小さい時から何回も訪れているのだが初めて存在に気づいた。

(明著堂から石窟を望む)

 

 

 

 

石窟前に説明パネルがある。親鸞聖人がここで修業されていたようだ。裏付けとなる歴史的資料のことも書いてある。石窟はどう見ても自然にできた洞窟ではない。畳み3枚位を縦長に並べたような奥行きがある。

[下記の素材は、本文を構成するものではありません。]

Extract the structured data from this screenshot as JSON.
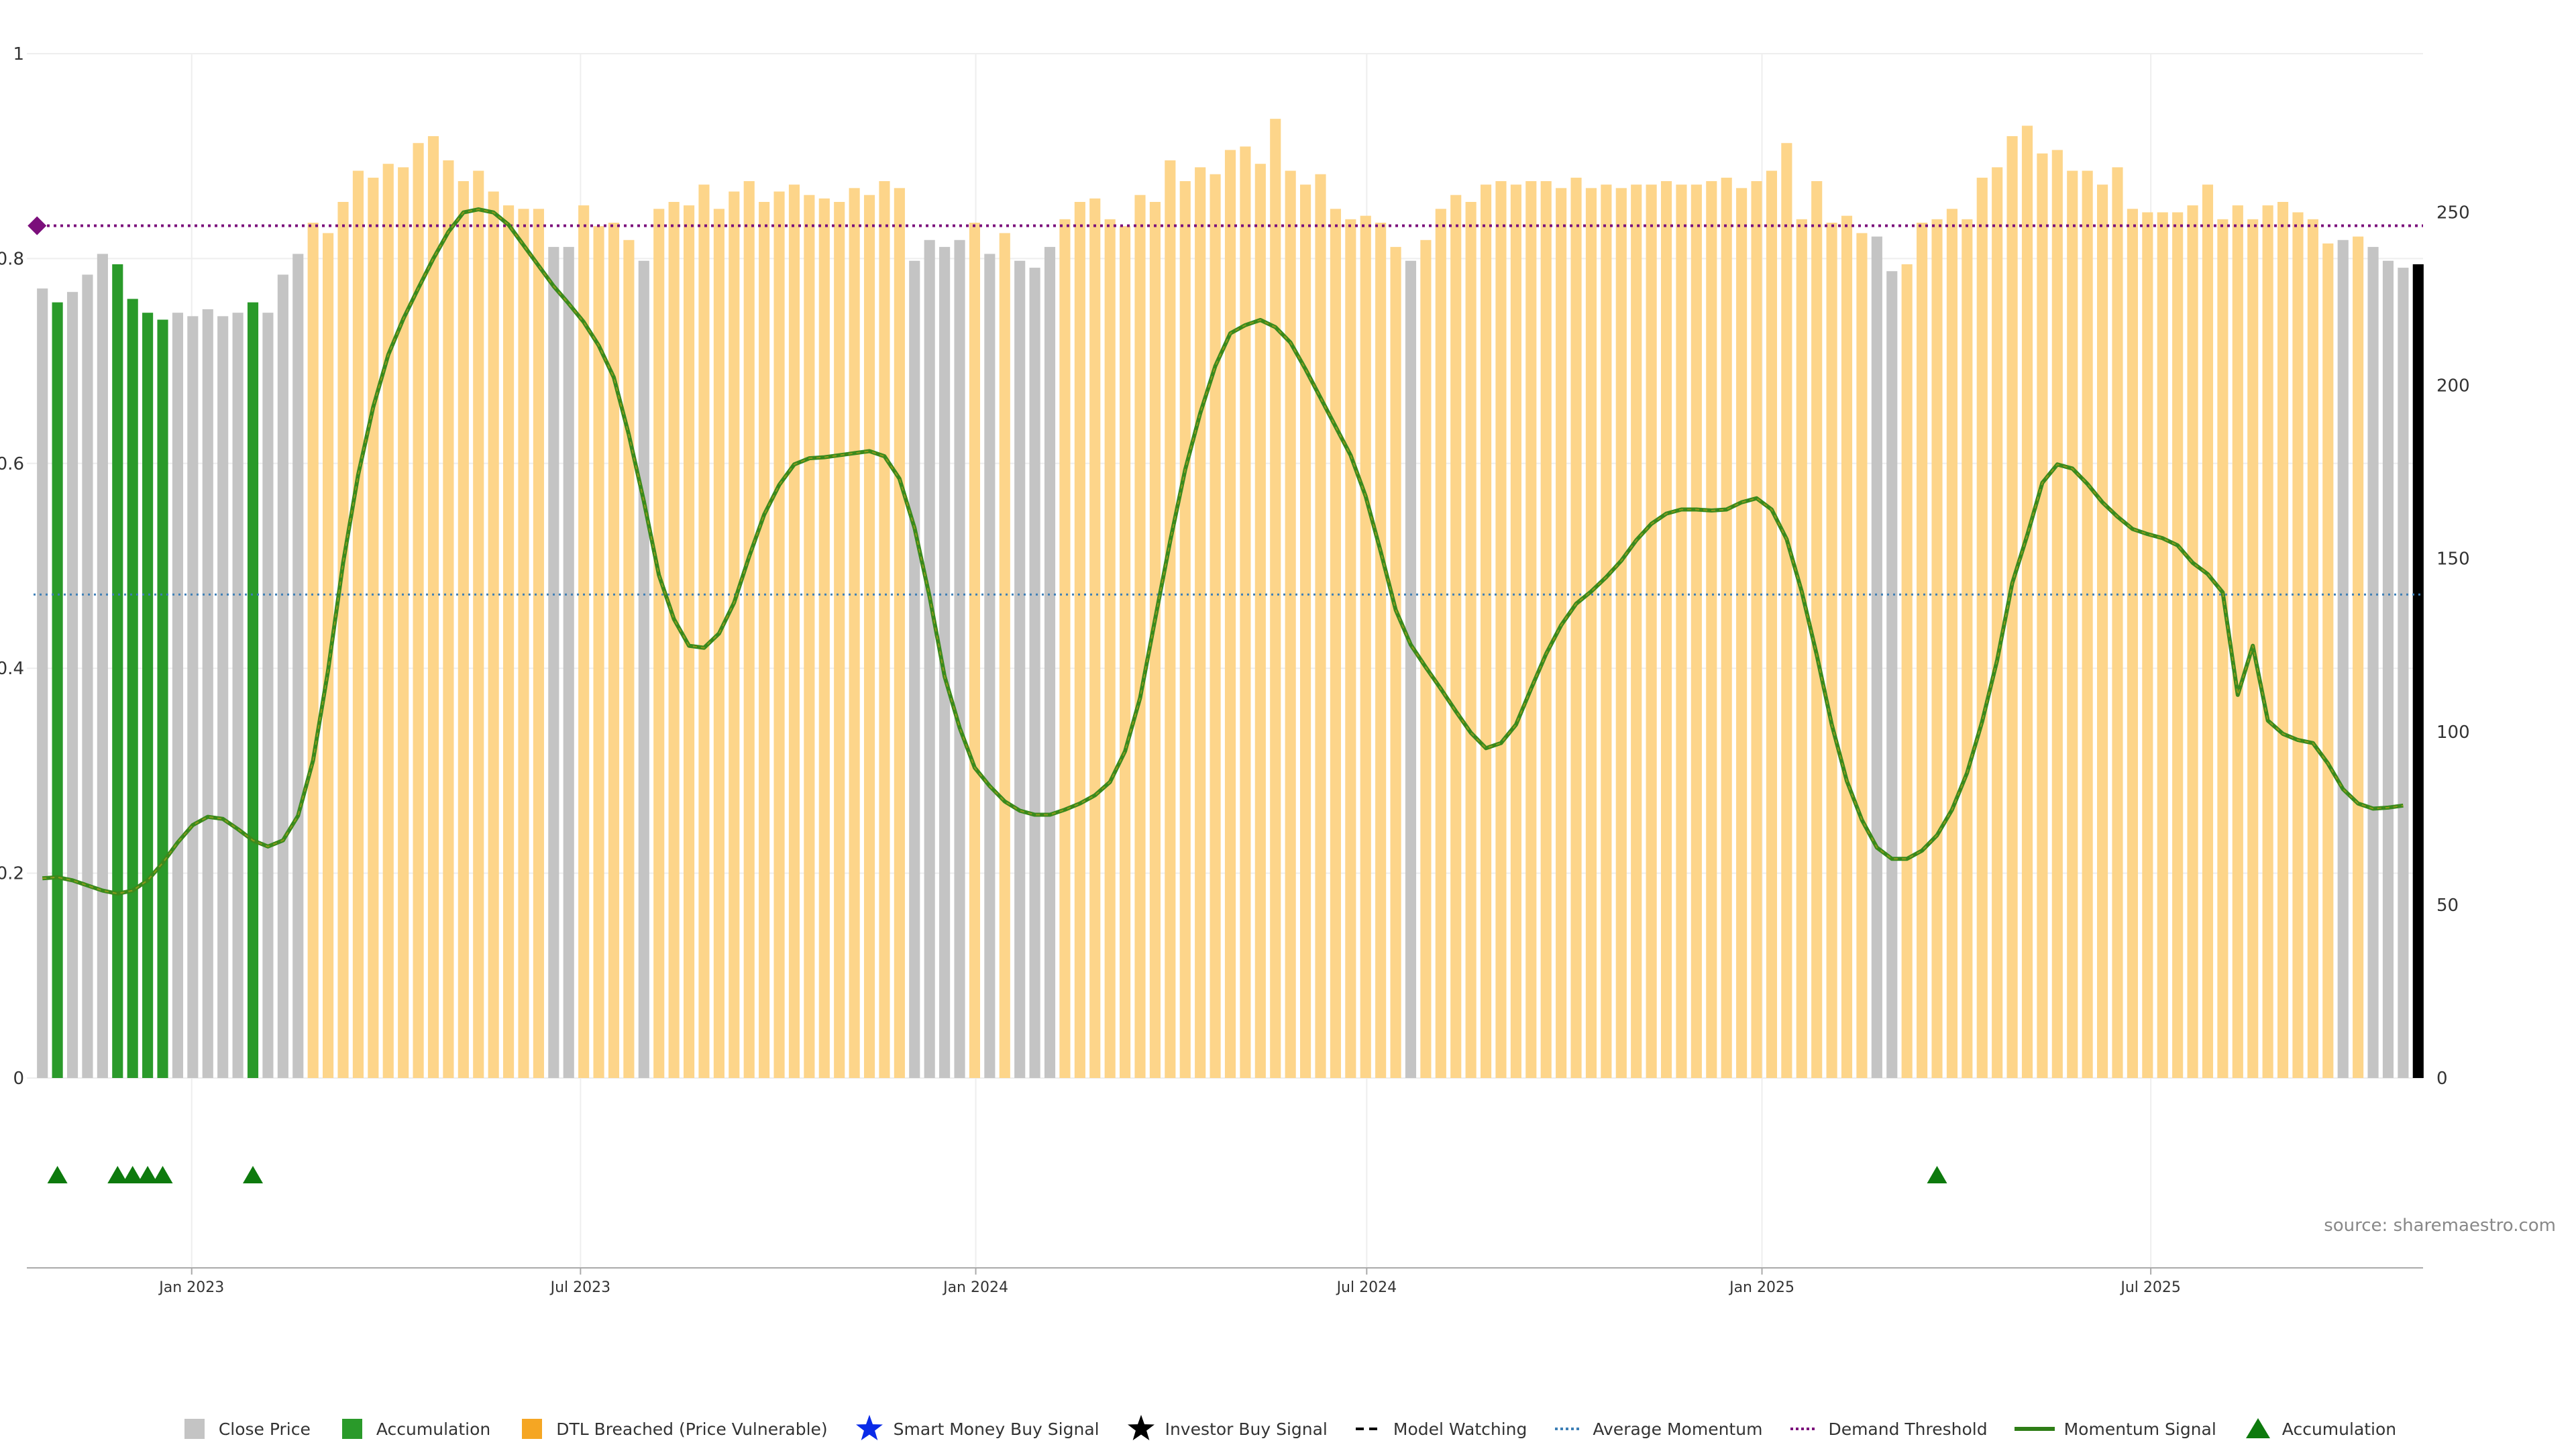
{
  "chart_data": {
    "type": "bar",
    "title": "",
    "x_start": "2022-10-20",
    "x_step_days": 7,
    "categories_x_ticks": [
      "Jan 2023",
      "Jul 2023",
      "Jan 2024",
      "Jul 2024",
      "Jan 2025",
      "Jul 2025"
    ],
    "x_tick_dates": [
      "2023-01-01",
      "2023-07-01",
      "2024-01-01",
      "2024-07-01",
      "2025-01-01",
      "2025-07-01"
    ],
    "y_left": {
      "ticks": [
        "0",
        "0.2",
        "0.4",
        "0.6",
        "0.8",
        "1"
      ],
      "range": [
        0,
        1
      ]
    },
    "y_right": {
      "ticks": [
        "0",
        "50",
        "100",
        "150",
        "200",
        "250"
      ],
      "range": [
        0,
        290
      ]
    },
    "bar_values": [
      228,
      224,
      227,
      232,
      238,
      235,
      225,
      221,
      219,
      221,
      220,
      222,
      220,
      221,
      224,
      221,
      232,
      238,
      247,
      244,
      253,
      262,
      260,
      264,
      263,
      270,
      272,
      265,
      259,
      262,
      256,
      252,
      251,
      251,
      240,
      240,
      252,
      246,
      247,
      242,
      236,
      251,
      253,
      252,
      258,
      251,
      256,
      259,
      253,
      256,
      258,
      255,
      254,
      253,
      257,
      255,
      259,
      257,
      236,
      242,
      240,
      242,
      247,
      238,
      244,
      236,
      234,
      240,
      248,
      253,
      254,
      248,
      246,
      255,
      253,
      265,
      259,
      263,
      261,
      268,
      269,
      264,
      277,
      262,
      258,
      261,
      251,
      248,
      249,
      247,
      240,
      236,
      242,
      251,
      255,
      253,
      258,
      259,
      258,
      259,
      259,
      257,
      260,
      257,
      258,
      257,
      258,
      258,
      259,
      258,
      258,
      259,
      260,
      257,
      259,
      262,
      270,
      248,
      259,
      247,
      249,
      244,
      243,
      233,
      235,
      247,
      248,
      251,
      248,
      260,
      263,
      272,
      275,
      267,
      268,
      262,
      262,
      258,
      263,
      251,
      250,
      250,
      250,
      252,
      258,
      248,
      252,
      248,
      252,
      253,
      250,
      248,
      241,
      242,
      243,
      240,
      236,
      234,
      235
    ],
    "bar_categories": [
      "gray",
      "green",
      "gray",
      "gray",
      "gray",
      "green",
      "green",
      "green",
      "green",
      "gray",
      "gray",
      "gray",
      "gray",
      "gray",
      "green",
      "gray",
      "gray",
      "gray",
      "orange",
      "orange",
      "orange",
      "orange",
      "orange",
      "orange",
      "orange",
      "orange",
      "orange",
      "orange",
      "orange",
      "orange",
      "orange",
      "orange",
      "orange",
      "orange",
      "gray",
      "gray",
      "orange",
      "orange",
      "orange",
      "orange",
      "gray",
      "orange",
      "orange",
      "orange",
      "orange",
      "orange",
      "orange",
      "orange",
      "orange",
      "orange",
      "orange",
      "orange",
      "orange",
      "orange",
      "orange",
      "orange",
      "orange",
      "orange",
      "gray",
      "gray",
      "gray",
      "gray",
      "orange",
      "gray",
      "orange",
      "gray",
      "gray",
      "gray",
      "orange",
      "orange",
      "orange",
      "orange",
      "orange",
      "orange",
      "orange",
      "orange",
      "orange",
      "orange",
      "orange",
      "orange",
      "orange",
      "orange",
      "orange",
      "orange",
      "orange",
      "orange",
      "orange",
      "orange",
      "orange",
      "orange",
      "orange",
      "gray",
      "orange",
      "orange",
      "orange",
      "orange",
      "orange",
      "orange",
      "orange",
      "orange",
      "orange",
      "orange",
      "orange",
      "orange",
      "orange",
      "orange",
      "orange",
      "orange",
      "orange",
      "orange",
      "orange",
      "orange",
      "orange",
      "orange",
      "orange",
      "orange",
      "orange",
      "orange",
      "orange",
      "orange",
      "orange",
      "orange",
      "gray",
      "gray",
      "orange",
      "orange",
      "orange",
      "orange",
      "orange",
      "orange",
      "orange",
      "orange",
      "orange",
      "orange",
      "orange",
      "orange",
      "orange",
      "orange",
      "orange",
      "orange",
      "orange",
      "orange",
      "orange",
      "orange",
      "orange",
      "orange",
      "orange",
      "orange",
      "orange",
      "orange",
      "orange",
      "orange",
      "orange",
      "gray",
      "orange",
      "gray",
      "gray",
      "gray"
    ],
    "momentum_signal": [
      [
        0,
        0.195
      ],
      [
        1,
        0.196
      ],
      [
        2,
        0.193
      ],
      [
        3,
        0.188
      ],
      [
        4,
        0.183
      ],
      [
        5,
        0.18
      ],
      [
        6,
        0.183
      ],
      [
        7,
        0.193
      ],
      [
        8,
        0.21
      ],
      [
        9,
        0.23
      ],
      [
        10,
        0.247
      ],
      [
        11,
        0.255
      ],
      [
        12,
        0.253
      ],
      [
        13,
        0.243
      ],
      [
        14,
        0.232
      ],
      [
        15,
        0.226
      ],
      [
        16,
        0.232
      ],
      [
        17,
        0.256
      ],
      [
        18,
        0.31
      ],
      [
        19,
        0.398
      ],
      [
        20,
        0.503
      ],
      [
        21,
        0.589
      ],
      [
        22,
        0.655
      ],
      [
        23,
        0.706
      ],
      [
        24,
        0.741
      ],
      [
        25,
        0.771
      ],
      [
        26,
        0.8
      ],
      [
        27,
        0.826
      ],
      [
        28,
        0.845
      ],
      [
        29,
        0.848
      ],
      [
        30,
        0.845
      ],
      [
        31,
        0.833
      ],
      [
        32,
        0.813
      ],
      [
        33,
        0.793
      ],
      [
        34,
        0.773
      ],
      [
        35,
        0.756
      ],
      [
        36,
        0.738
      ],
      [
        37,
        0.715
      ],
      [
        38,
        0.684
      ],
      [
        39,
        0.628
      ],
      [
        40,
        0.563
      ],
      [
        41,
        0.491
      ],
      [
        42,
        0.448
      ],
      [
        43,
        0.422
      ],
      [
        44,
        0.42
      ],
      [
        45,
        0.434
      ],
      [
        46,
        0.464
      ],
      [
        47,
        0.509
      ],
      [
        48,
        0.55
      ],
      [
        49,
        0.579
      ],
      [
        50,
        0.599
      ],
      [
        51,
        0.605
      ],
      [
        52,
        0.606
      ],
      [
        53,
        0.608
      ],
      [
        54,
        0.61
      ],
      [
        55,
        0.612
      ],
      [
        56,
        0.607
      ],
      [
        57,
        0.585
      ],
      [
        58,
        0.537
      ],
      [
        59,
        0.47
      ],
      [
        60,
        0.392
      ],
      [
        61,
        0.342
      ],
      [
        62,
        0.303
      ],
      [
        63,
        0.285
      ],
      [
        64,
        0.27
      ],
      [
        65,
        0.261
      ],
      [
        66,
        0.257
      ],
      [
        67,
        0.257
      ],
      [
        68,
        0.262
      ],
      [
        69,
        0.268
      ],
      [
        70,
        0.276
      ],
      [
        71,
        0.289
      ],
      [
        72,
        0.319
      ],
      [
        73,
        0.371
      ],
      [
        74,
        0.448
      ],
      [
        75,
        0.524
      ],
      [
        76,
        0.594
      ],
      [
        77,
        0.649
      ],
      [
        78,
        0.695
      ],
      [
        79,
        0.727
      ],
      [
        80,
        0.735
      ],
      [
        81,
        0.74
      ],
      [
        82,
        0.733
      ],
      [
        83,
        0.718
      ],
      [
        84,
        0.692
      ],
      [
        85,
        0.664
      ],
      [
        86,
        0.636
      ],
      [
        87,
        0.608
      ],
      [
        88,
        0.568
      ],
      [
        89,
        0.514
      ],
      [
        90,
        0.457
      ],
      [
        91,
        0.423
      ],
      [
        92,
        0.401
      ],
      [
        93,
        0.38
      ],
      [
        94,
        0.358
      ],
      [
        95,
        0.337
      ],
      [
        96,
        0.322
      ],
      [
        97,
        0.327
      ],
      [
        98,
        0.345
      ],
      [
        99,
        0.38
      ],
      [
        100,
        0.414
      ],
      [
        101,
        0.442
      ],
      [
        102,
        0.463
      ],
      [
        103,
        0.475
      ],
      [
        104,
        0.489
      ],
      [
        105,
        0.505
      ],
      [
        106,
        0.525
      ],
      [
        107,
        0.541
      ],
      [
        108,
        0.551
      ],
      [
        109,
        0.555
      ],
      [
        110,
        0.555
      ],
      [
        111,
        0.554
      ],
      [
        112,
        0.555
      ],
      [
        113,
        0.562
      ],
      [
        114,
        0.566
      ],
      [
        115,
        0.555
      ],
      [
        116,
        0.526
      ],
      [
        117,
        0.475
      ],
      [
        118,
        0.413
      ],
      [
        119,
        0.345
      ],
      [
        120,
        0.29
      ],
      [
        121,
        0.252
      ],
      [
        122,
        0.225
      ],
      [
        123,
        0.214
      ],
      [
        124,
        0.214
      ],
      [
        125,
        0.222
      ],
      [
        126,
        0.237
      ],
      [
        127,
        0.262
      ],
      [
        128,
        0.298
      ],
      [
        129,
        0.348
      ],
      [
        130,
        0.408
      ],
      [
        131,
        0.483
      ],
      [
        132,
        0.53
      ],
      [
        133,
        0.581
      ],
      [
        134,
        0.599
      ],
      [
        135,
        0.595
      ],
      [
        136,
        0.58
      ],
      [
        137,
        0.562
      ],
      [
        138,
        0.548
      ],
      [
        139,
        0.536
      ],
      [
        140,
        0.531
      ],
      [
        141,
        0.527
      ],
      [
        142,
        0.52
      ],
      [
        143,
        0.503
      ],
      [
        144,
        0.492
      ],
      [
        145,
        0.474
      ],
      [
        146,
        0.374
      ],
      [
        147,
        0.422
      ],
      [
        148,
        0.349
      ],
      [
        149,
        0.336
      ],
      [
        150,
        0.33
      ],
      [
        151,
        0.327
      ],
      [
        152,
        0.307
      ],
      [
        153,
        0.282
      ],
      [
        154,
        0.268
      ],
      [
        155,
        0.263
      ],
      [
        156,
        0.264
      ],
      [
        157,
        0.266
      ]
    ],
    "demand_threshold": 0.832,
    "demand_threshold_marker": [
      0,
      0.832
    ],
    "average_momentum": 0.472,
    "accumulation_markers": [
      1,
      5,
      6,
      7,
      8,
      14,
      126
    ],
    "series": [
      {
        "name": "Close Price",
        "color": "#c4c4c4",
        "symbol": "square"
      },
      {
        "name": "Accumulation",
        "color": "#2a9a2a",
        "symbol": "square"
      },
      {
        "name": "DTL Breached (Price Vulnerable)",
        "color": "#f5a623",
        "symbol": "square"
      },
      {
        "name": "Smart Money Buy Signal",
        "color": "#0a2be8",
        "symbol": "star"
      },
      {
        "name": "Investor Buy Signal",
        "color": "#000000",
        "symbol": "star"
      },
      {
        "name": "Model Watching",
        "color": "#000000",
        "symbol": "dash"
      },
      {
        "name": "Average Momentum",
        "color": "#3d7fb6",
        "symbol": "dotted"
      },
      {
        "name": "Demand Threshold",
        "color": "#7b0f7b",
        "symbol": "dotted"
      },
      {
        "name": "Momentum Signal",
        "color": "#2e7d16",
        "symbol": "line"
      },
      {
        "name": "Accumulation",
        "color": "#0d7a0d",
        "symbol": "triangle"
      }
    ],
    "source": "source: sharemaestro.com",
    "grid": true,
    "legend_position": "bottom"
  }
}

筆者は自分ならどうここで過ごすか想像をしてみた。床の石畳みは体温を急速に奪うので板かダンボールを敷く。その上に断熱用のサバイバルシート(アルミ製ブランケット)を敷く。スマホがあれば退屈はしのげるが、たぶん電波が入ってこないハズだからケーブル(4〜5m位)付き携帯用外部アンテナもいる。食料・水もかなりストックできそうだ。トイレはさすがに外でしないと臭いで死んでしまうだろう。あとは寝袋を敷いてゴロッと横になるだけ。石窟内の味気ない壁や天井には、スカーレット・ヨハンソンの(イーデス・ハンソンとちゃいまんねんと明石家さんま風のボケをかましたりしながら)映画「ゴースト・イン・ザ・シェル」のセクシーな特大ポスターを貼る。これぞ素敵な「石窟(セックツ)ライフ」。・・罰が当たるかな。

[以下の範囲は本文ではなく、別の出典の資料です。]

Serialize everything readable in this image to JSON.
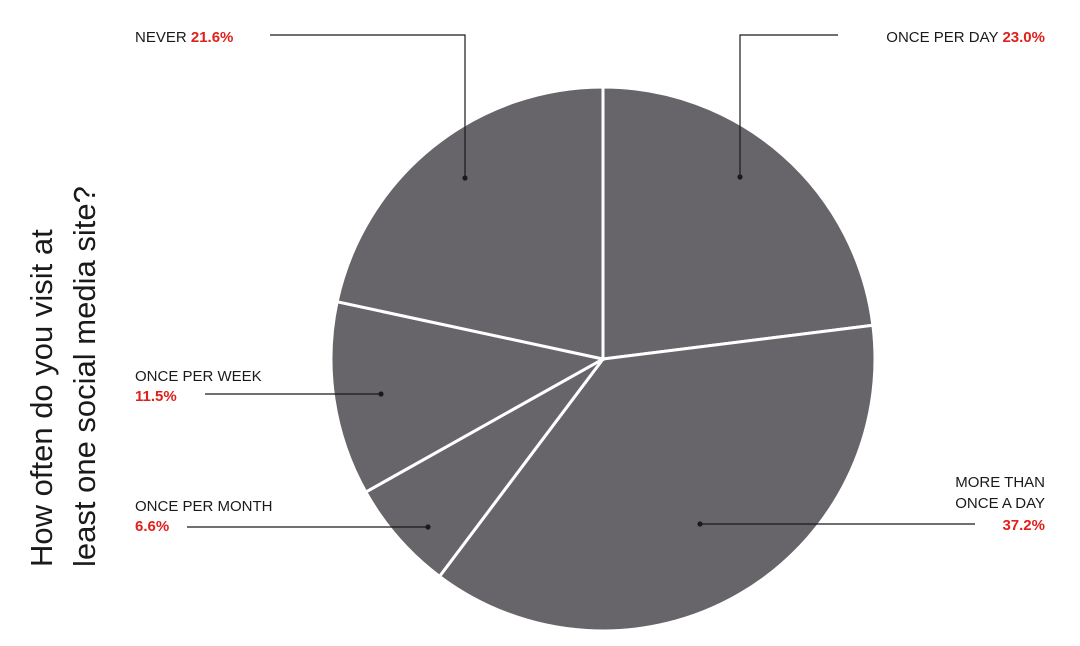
{
  "chart_data": {
    "type": "pie",
    "title_lines": [
      "How often do you visit at",
      "least one social media site?"
    ],
    "slices": [
      {
        "label": "ONCE PER DAY",
        "value": 23.0,
        "value_text": "23.0%"
      },
      {
        "label": "MORE THAN ONCE A DAY",
        "label_lines": [
          "MORE THAN",
          "ONCE A DAY"
        ],
        "value": 37.2,
        "value_text": "37.2%"
      },
      {
        "label": "ONCE PER MONTH",
        "value": 6.6,
        "value_text": "6.6%"
      },
      {
        "label": "ONCE PER WEEK",
        "value": 11.5,
        "value_text": "11.5%"
      },
      {
        "label": "NEVER",
        "value": 21.6,
        "value_text": "21.6%"
      }
    ],
    "colors": {
      "slice": "#676569",
      "separator": "#ffffff",
      "value_text": "#e0201b",
      "text": "#1a1a1a"
    }
  }
}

西大谷さんの総門をくぐり、石階段を下り、東大路通の車道まで続く参道の石畳を通る。人通りは少ない。白髪の外人さんが2人の女性に話しかけている。道でも聞いているのだろうか。その先では浴衣を着た外国人の男女が、晧月池(こうげついけ)に架かる石造りの円通橋(えんつうきょう)で写真を撮り合っている。

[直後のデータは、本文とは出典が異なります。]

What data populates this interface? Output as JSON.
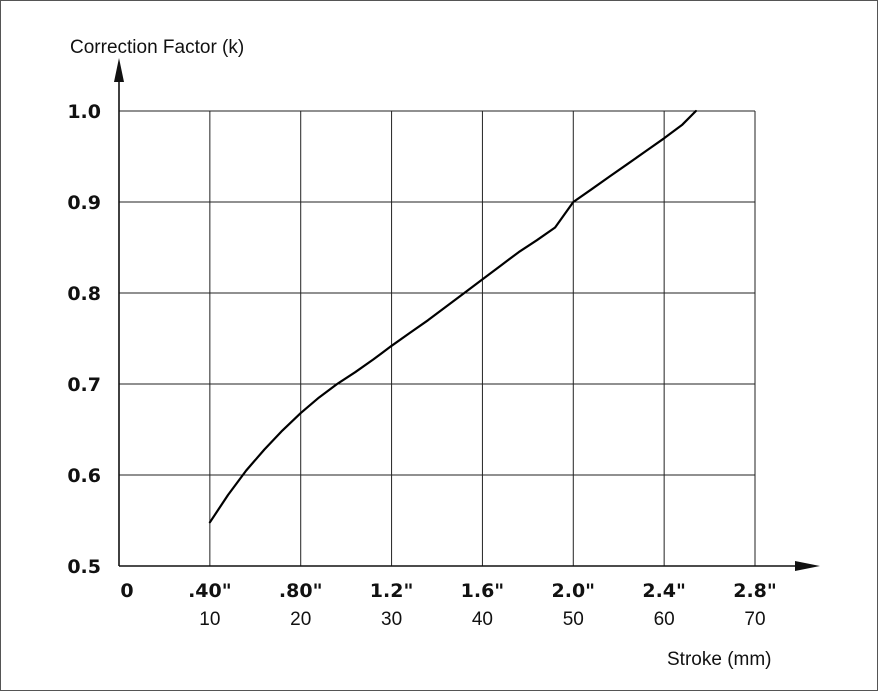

参道を出た右側は先ほどの五条坂の上り口。その上り口にあるのが小さなうどん屋「十六代 権太夫」。昔は「喜楽」という店名だった。親に連れられて西大谷さんのお参りの帰りにいつもここで食事したことを思い出す。暑い時期はここの「冷やしうどん」は最高だ。だが先ほど「キラメキノトリ」でラーメンを食べたばかリ。残念だが今回はパス。次回にしよう。

 そのまま真っ直ぐ五条大橋に向かい、JR京都駅を目指した。

1泊2日の秋晴れの京都散策は楽しく終えることができた。

マグニフィセント・ワンの旅もここらで終了としよう。